On behalf of 45 States Parties, the United Kingdom submitted a notes verbale (No. 093/2021) requesting answers from Russia about the poisoning of Mr. Alexei Navalny. The note verbale cites paragraph 2 of Article IX of the CWC, which states that “States Parties should, whenever possible, first make every effort to clarify and resolve, through exchange of information and consultations among themselves, any matter which may cause doubt about compliance with this Convention.” Russia has 10 days to respond to the request. 

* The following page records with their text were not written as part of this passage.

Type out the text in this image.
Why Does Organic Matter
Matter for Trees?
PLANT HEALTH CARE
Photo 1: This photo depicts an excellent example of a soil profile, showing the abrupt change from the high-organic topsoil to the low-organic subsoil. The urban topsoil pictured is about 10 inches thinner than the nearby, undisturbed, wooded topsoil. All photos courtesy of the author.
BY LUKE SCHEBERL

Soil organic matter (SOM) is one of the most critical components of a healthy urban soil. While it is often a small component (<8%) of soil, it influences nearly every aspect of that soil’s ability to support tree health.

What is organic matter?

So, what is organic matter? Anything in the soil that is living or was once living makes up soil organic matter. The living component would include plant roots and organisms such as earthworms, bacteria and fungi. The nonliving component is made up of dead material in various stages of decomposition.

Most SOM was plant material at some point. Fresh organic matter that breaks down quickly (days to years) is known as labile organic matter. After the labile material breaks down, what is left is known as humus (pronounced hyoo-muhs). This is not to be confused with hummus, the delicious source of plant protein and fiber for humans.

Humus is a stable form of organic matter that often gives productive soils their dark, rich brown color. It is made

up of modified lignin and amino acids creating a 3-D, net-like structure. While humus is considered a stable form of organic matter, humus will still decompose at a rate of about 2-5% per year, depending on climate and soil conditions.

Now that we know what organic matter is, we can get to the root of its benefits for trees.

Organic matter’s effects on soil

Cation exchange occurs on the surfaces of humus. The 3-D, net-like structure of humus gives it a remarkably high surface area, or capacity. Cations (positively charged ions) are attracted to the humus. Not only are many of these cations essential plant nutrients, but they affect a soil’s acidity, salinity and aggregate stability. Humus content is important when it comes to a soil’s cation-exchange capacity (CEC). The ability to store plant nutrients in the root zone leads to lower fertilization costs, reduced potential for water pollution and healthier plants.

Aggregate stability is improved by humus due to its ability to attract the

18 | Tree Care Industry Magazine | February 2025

02. Organizational Governance

On behalf of 13 member states, Germany submitted a notes verbale (No. 33/2021) with the draft decision entitled “Allowing the Convening of Executive Council Meetings or Sessions in Extraordinary Circumstances.” In light of COVID-19 restrictions impacting the ability of international organizations to meet and perform essential duties, Germany and the co-sponsors of the draft decision recommend that, in the event that “extraordinary circumstances” occur, there could be the option of meeting either in a different location or remotely using virtual meeting technology. 

03. Syria

The Director-General distributed the 96th monthly report on “Progress in the Elimination of the Syrian Chemical Weapons Programme.” The Secretariat noted that it has not received further information and documentation from Syria regarding the damage caused to the military facility (which housed a declared former CW production facility) allegedly targeted in an attack that destroyed two chlorine cylinders related to the chemical weapons incident that took place in Douma in 2018.